If you are starting a new business, you have a lot of decisions to make in a short amount of time. One of the more important aspects to decide on is if your new business is going to be an LLC or a sole proprietorship. Unfortunately, there is no easy answer on which one to choose: they both have pros and cons. According to SCORE, an LLC costs more than a sole proprietorship to maintain, but in some circumstances the initial costs are worth it in the long run.
For instance, sole proprietors do not need to register with the state if their company includes their first and last name. With a single-member LLC, however, you are going to need to file paperwork called “Documentation on Articles of Organization.” This costs more money.
However, there is no separation between a sole proprietorship and the business entity.

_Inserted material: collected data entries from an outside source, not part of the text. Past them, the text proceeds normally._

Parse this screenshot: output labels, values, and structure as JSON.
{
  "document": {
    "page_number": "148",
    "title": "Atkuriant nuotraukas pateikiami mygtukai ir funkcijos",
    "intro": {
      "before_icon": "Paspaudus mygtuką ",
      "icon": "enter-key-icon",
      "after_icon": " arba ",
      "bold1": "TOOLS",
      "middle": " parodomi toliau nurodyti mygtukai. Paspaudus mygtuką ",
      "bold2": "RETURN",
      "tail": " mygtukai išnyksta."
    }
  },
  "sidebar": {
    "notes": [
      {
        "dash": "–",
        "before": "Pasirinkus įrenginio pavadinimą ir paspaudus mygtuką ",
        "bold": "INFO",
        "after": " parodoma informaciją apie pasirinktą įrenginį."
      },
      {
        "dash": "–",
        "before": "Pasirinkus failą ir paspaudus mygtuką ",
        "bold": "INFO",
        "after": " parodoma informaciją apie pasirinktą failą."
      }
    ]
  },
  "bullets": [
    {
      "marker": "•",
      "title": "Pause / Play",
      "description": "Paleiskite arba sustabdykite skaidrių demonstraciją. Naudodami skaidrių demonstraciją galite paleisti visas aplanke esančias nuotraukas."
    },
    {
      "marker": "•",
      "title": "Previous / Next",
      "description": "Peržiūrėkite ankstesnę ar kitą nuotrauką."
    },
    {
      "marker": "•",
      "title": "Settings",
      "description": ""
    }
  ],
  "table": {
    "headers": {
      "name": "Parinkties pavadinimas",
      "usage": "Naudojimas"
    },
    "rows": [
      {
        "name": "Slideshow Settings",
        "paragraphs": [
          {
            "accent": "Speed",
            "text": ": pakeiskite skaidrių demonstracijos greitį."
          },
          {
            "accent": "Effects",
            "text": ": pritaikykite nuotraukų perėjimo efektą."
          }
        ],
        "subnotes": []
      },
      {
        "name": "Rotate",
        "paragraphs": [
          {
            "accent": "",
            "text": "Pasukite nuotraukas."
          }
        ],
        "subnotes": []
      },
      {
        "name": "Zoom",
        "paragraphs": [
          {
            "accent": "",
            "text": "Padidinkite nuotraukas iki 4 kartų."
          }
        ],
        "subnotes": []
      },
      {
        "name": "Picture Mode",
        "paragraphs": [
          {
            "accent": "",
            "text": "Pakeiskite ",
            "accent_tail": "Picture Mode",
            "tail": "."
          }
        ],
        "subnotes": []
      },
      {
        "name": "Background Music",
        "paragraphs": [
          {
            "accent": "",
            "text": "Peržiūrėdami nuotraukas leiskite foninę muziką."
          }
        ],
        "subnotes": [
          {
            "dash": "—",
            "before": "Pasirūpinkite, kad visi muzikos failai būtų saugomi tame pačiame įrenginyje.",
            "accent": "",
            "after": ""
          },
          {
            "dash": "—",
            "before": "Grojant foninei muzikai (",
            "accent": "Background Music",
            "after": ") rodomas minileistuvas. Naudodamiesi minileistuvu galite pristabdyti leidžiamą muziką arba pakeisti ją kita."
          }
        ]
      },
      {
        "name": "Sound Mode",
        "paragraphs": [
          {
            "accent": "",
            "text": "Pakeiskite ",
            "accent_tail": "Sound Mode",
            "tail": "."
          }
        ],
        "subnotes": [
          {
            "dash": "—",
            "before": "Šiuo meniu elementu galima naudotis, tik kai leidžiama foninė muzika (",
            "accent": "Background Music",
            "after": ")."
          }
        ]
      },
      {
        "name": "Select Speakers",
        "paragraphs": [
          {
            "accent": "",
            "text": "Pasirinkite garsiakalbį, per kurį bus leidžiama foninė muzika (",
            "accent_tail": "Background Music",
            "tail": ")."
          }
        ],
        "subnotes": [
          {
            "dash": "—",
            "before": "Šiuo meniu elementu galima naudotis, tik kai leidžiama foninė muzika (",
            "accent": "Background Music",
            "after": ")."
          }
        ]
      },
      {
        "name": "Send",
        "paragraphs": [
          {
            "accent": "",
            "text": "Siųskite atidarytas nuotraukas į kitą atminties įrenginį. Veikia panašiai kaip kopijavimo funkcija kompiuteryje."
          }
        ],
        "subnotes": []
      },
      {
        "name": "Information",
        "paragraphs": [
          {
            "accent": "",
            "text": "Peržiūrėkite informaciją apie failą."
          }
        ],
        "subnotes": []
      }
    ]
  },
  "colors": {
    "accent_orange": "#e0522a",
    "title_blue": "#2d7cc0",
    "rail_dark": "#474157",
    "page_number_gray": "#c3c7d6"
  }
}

This means that the actual business owner is the one that is held responsible for all debts or legal actions taken against the company. If the business goes bankrupt, the owner’s personal assets may be taken to settle the debt.
In a single-member LLC, the business is a separate legal entity from the actual owner. This means that if the business goes bankrupt, the owner’s personal property will not be remanded.
The same thing goes for income taxes. With the sole proprietorship the owner is the business, and the business will be taxed at the same rate as the individual. With an LLC, the company is a “disregarded entity” and will be taxed either as an S Corp or a C Corp. (Most business owners find S Corp taxation more attractive.)